Wednesday, January 11, 2017

The End of Scandal Norms

I haven't been paying super close attention to the story that Russia has some damning info on Trump that it's holding over his head. Maybe they do. Maybe they don't. This sort of raw intelligence is always -- at best -- hit or miss. But even if it is true that they've got it, I'm skeptical that it matters.

Let's say that this info is out there. Maybe it's Trump watching Russian prostitutes piss on the bed the Obamas slept in. Or maybe it's something else. Doesn't matter. And let's say it leaks. Here's the sequence of events:
  • Media reports on the news breathlessly, insists that Trump's administration can never survive a scandal of this magnitude.
  • Democrats seize on the news, demand hearings, resignations, hearings, and more hearings.
  • A few Republicans issue murmurs about "inappropriate behavior." More than a few denounce the leak as Russian interference (now it's a problem) and suddenly demand we focus on that.
  • Somebody -- probably in the National Review -- writes a "clever" column on how leftists are hypocritical because they oppose revenge porn. Mary Anne Franks gets more citations from conservative columnists than she ever dreamed nightmared.
  • Republican congressional leaders do nothing. Media starts asking "are they really going to do nothing?"
  • Republican congressional leaders continue to do nothing. Eventually the storm dies down.
  • Scene.
This has been the great, terrible discovery of Mitch McConnell and the 21st century GOP: nobody can force them to do anything.

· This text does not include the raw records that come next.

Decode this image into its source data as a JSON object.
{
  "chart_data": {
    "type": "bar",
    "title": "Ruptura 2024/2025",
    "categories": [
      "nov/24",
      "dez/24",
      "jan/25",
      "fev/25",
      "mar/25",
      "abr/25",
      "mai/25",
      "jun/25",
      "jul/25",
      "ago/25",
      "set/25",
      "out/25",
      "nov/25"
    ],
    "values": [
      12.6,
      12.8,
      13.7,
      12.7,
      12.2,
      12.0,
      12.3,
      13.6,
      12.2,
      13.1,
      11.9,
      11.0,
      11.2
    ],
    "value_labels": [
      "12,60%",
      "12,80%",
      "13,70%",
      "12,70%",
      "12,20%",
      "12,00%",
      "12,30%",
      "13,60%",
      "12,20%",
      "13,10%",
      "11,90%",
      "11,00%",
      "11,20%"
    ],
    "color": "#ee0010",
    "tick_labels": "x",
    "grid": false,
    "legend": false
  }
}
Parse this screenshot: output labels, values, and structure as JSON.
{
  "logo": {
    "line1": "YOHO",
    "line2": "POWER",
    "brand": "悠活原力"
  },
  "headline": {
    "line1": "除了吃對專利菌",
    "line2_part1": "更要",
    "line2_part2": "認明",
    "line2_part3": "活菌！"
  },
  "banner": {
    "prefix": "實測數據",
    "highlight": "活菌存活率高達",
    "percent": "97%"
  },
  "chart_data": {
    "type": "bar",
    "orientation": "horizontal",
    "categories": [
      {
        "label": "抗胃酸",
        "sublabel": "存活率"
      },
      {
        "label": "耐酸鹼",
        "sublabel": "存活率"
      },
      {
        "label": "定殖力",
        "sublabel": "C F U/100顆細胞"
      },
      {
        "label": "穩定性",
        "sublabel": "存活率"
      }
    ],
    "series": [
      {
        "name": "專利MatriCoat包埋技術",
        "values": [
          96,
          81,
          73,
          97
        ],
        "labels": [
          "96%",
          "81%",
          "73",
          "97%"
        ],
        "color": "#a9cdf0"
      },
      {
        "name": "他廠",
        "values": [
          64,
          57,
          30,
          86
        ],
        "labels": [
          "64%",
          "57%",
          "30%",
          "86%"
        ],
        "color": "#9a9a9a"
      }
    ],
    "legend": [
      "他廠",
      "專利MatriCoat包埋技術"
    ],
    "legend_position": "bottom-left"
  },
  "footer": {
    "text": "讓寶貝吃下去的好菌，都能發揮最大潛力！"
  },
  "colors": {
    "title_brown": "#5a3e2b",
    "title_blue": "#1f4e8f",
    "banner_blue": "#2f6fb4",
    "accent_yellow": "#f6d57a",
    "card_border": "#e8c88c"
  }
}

I first noticed this with former Bush AG Alberto Gonzales, who nearly rode out a seemingly-infinite array of scandals. And when he finally did resign, it was impossible to figure out why. There was no legal obligation to do so. Normally, we chalk up that sort of behavior to "norms" -- but the norms had already been shredded. Gonzales already demonstrated that the sorts of "norms" which would "normally" compel a resignation could be ignored more or less indefinitely. For whatever reason, he just didn't ride the train to the end.

It was Mitch McConnell who decided to take that train all the way to the terminus. You can't make a filibuster-proof majority mandatory for every bill? Why not? You can't just refuse to even hold hearings on a Supreme Court nominee for a year? Watch him! Other politicians caught on to the act. Remember Scott Desjarlais, the pro-life Republican from Tennessee who, as a doctor, had slept with several patients(!) and was caught on tape pressuring his mistress(!!) to have an abortion(!!!)? Everyone assumed he just had to resign. You know where he is now? Still in Congress.

Turns out, you don't have to do much of anything if you don't want to. There is an extraordinarily narrow range of levers through which one can be compelled to act in Washington: impeachments, being voted out of office, mandatory court orders ... it's not all that large, and it doesn't cover all that much. Much of what we take for granted our government will do is not legally compelled, but is based on politicians following established patterns of political culture. Among those patterns is that a major scandal will lead to an investigation and some measure of accountability. But nobody forces Congress to launch an investigation, and nobody forces administration officials to resign or even acknowledge scandals reported in the media.

If they ignore it long enough, the storm will eventually pass. And that is what will happen if Russia does have something on Trump and it does eventually leak. The media will convince itself that something has to happen. And then nothing will.

1 comment:

Anonymous said...

But even if it is true that they've got it, I'm skeptical that it matters.

If the material is released, I think you're right that it won't force a resignation or change the political landscape. I'm more worried about what Trump will do (and has done) to try to convince the Russians not to release it, just because he doesn't want to be humiliated. I think it's only dangerous as long as it's a secret, in other words.